While casualty evacuation sounds similar to the more famous medical evacuation mission done by Army Blackhawk helicopters, call-signed “DUSTOFF,” the missions are very different. MEDEVAC aircraft are unarmed, are used exclusively for medical support, and fully equipped as such. The red crosses on the aircraft testify to their unique mission and to Geneva Convention protection, for whatever that’s worth against an enemy like the Taliban.
Casualty evacuation on the other hand — CASEVAC — is done by armed aircraft, without red crosses emblazoned on their sides. Often, a CASEVAC aircraft is simply one that just dropped Marines onto the battlefield and stays overhead, ready to pick up any wounded from the mission. Other times, a squadron might have one or two standing alert on the flight line. Marine CASEVAC aircraft usually have little specialized gear other than stretchers and the medical supplies normally carried by Navy corpsmen.
The recent drawdown of forces from Afghanistan meant the shuttering of remote forward operating bases, many of which had medical facilities, and sometimes surgical hospitals with MEDEVAC aircraft. As the number of FOBs decreased, the distance between possible points of injury and medical treatment increased.
But there’s a term used in the military — “a golden hour” — the hour that starts the moment a service member is wounded. If you can get that person to a hospital within that hour, the thinking goes, the chances of survival are substantially higher.

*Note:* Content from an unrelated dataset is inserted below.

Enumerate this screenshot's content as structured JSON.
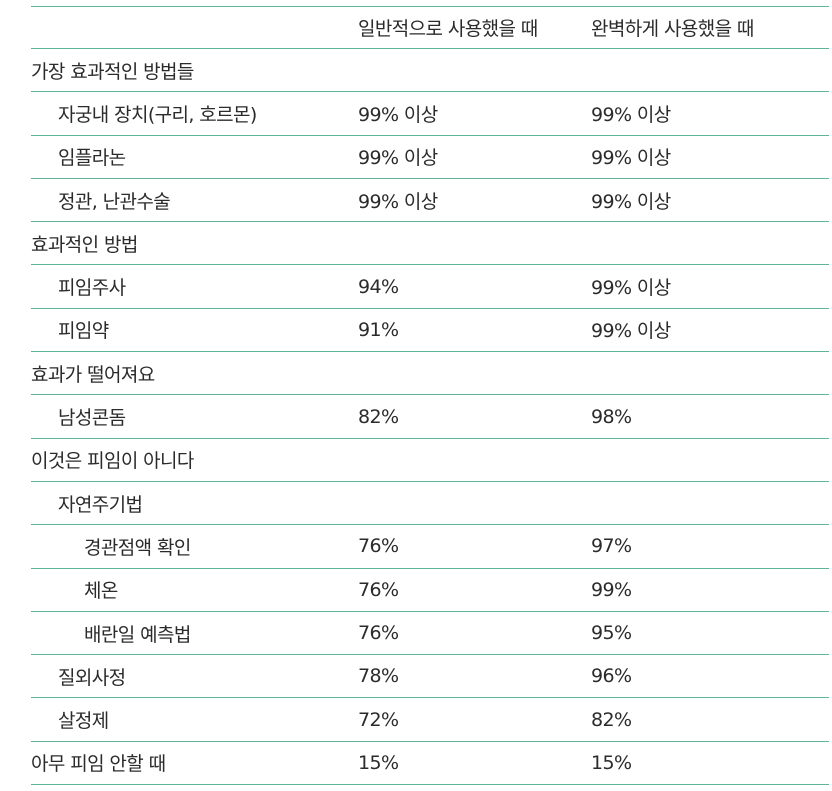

That’s where the unique speed and range of the Osprey comes in. The Marine Corps went outside its usual doctrine and outfitted Ospreys with advanced medical equipment and additional corpsmen, something closer to the MEDEVAC mission that the Corps traditionally rejected. Now casualties can get to medical care inside the golden hour from much greater distances.

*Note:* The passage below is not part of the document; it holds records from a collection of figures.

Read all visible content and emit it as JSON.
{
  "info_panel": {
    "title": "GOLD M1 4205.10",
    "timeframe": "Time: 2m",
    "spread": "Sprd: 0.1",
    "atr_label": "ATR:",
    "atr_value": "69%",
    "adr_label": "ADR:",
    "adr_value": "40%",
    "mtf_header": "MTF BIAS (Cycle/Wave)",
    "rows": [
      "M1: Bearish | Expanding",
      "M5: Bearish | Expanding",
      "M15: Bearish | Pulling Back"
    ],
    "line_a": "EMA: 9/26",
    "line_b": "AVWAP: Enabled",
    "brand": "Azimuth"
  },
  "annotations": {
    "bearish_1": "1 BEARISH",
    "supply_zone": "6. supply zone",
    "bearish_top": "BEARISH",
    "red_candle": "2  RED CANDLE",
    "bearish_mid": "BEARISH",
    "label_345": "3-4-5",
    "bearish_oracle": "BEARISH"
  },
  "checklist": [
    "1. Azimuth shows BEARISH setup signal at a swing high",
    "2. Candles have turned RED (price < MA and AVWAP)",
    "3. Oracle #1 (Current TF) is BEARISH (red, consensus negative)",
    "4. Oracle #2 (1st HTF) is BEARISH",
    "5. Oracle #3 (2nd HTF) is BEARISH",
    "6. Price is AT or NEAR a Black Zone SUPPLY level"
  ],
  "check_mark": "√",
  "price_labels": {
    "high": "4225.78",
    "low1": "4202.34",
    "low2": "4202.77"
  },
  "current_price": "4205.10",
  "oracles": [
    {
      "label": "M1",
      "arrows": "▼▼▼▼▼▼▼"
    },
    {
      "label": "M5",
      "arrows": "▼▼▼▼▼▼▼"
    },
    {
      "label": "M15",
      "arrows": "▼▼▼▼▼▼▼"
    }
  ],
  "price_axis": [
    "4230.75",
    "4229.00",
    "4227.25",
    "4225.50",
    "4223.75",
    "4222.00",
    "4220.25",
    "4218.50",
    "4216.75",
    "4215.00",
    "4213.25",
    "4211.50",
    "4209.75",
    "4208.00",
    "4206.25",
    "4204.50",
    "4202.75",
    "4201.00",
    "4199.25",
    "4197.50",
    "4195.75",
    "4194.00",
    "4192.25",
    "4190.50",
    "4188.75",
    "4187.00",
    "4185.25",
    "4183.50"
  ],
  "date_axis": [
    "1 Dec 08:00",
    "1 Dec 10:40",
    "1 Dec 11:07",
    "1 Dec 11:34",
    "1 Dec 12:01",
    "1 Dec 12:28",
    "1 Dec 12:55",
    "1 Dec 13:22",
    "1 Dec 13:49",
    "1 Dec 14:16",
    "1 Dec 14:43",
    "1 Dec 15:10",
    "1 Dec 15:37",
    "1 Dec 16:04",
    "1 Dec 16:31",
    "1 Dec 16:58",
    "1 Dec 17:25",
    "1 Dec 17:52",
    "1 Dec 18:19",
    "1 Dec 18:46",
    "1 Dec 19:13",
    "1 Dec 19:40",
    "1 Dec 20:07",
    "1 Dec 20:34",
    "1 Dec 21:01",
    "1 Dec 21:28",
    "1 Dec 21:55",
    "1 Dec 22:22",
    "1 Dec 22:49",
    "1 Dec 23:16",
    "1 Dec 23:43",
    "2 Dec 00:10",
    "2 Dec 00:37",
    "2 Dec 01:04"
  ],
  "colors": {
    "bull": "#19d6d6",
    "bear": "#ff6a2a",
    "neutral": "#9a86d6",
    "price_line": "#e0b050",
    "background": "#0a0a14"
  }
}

Shifting away from an offensive mission to an overwatch mission in Afghanistan freed up an asset that perfectly fit a new role. The Osprey had already started to move into additional missions. It regularly does aerial delivery, dropping supplies via parachute. It does airborne command and control. It’s being tested as a platform for aerial refueling. The Navy is considering it as a carrier onboard delivery replacement. Every tacky concept drawing from the Bell-Boeing V-22 Osprey promotional materials of the 1990s is now becoming reality, albeit much later than they originally foresaw.
The Osprey opens up possible solutions to a worsening problem. With fewer machines and people going forward, the military’s answer is a “plug-and-play” strategy for existing platforms.
The Osprey isn’t the only aircraft to see this happen, just the latest and most prominent. For example, the KC-130J Hercules has picked up several additional duties, namely “Harvest HAWK” packages for surveillance and close-air support. LITENING pod-equipped AV-8B Harriers are capable surveillance platforms. The UH-1Y Huey helicopter performs close-air support, command and control, as well as some assault support.
The right aircraft plus the right mission kit is almost like owning another aircraft for the price of one.
Additionally, America’s shrinking naval presence overseas has made the Osprey even more relevant. Fewer amphibious ships and overseas bases means each one has to cover a greater area, just as Afghanistan showed on a smaller scale. The Osprey offers a growth capability that traditional rotorcraft can’t.
The Osprey still has issues, but today it’s a “low density, high demand asset,” as military bureaucratese would put it. Its flexibility, speed, and range make it well suited to the limited assets and far-flung contingencies the military faces. This aircraft, and ones like it, are going to be the future of the U.S. military, like it or not.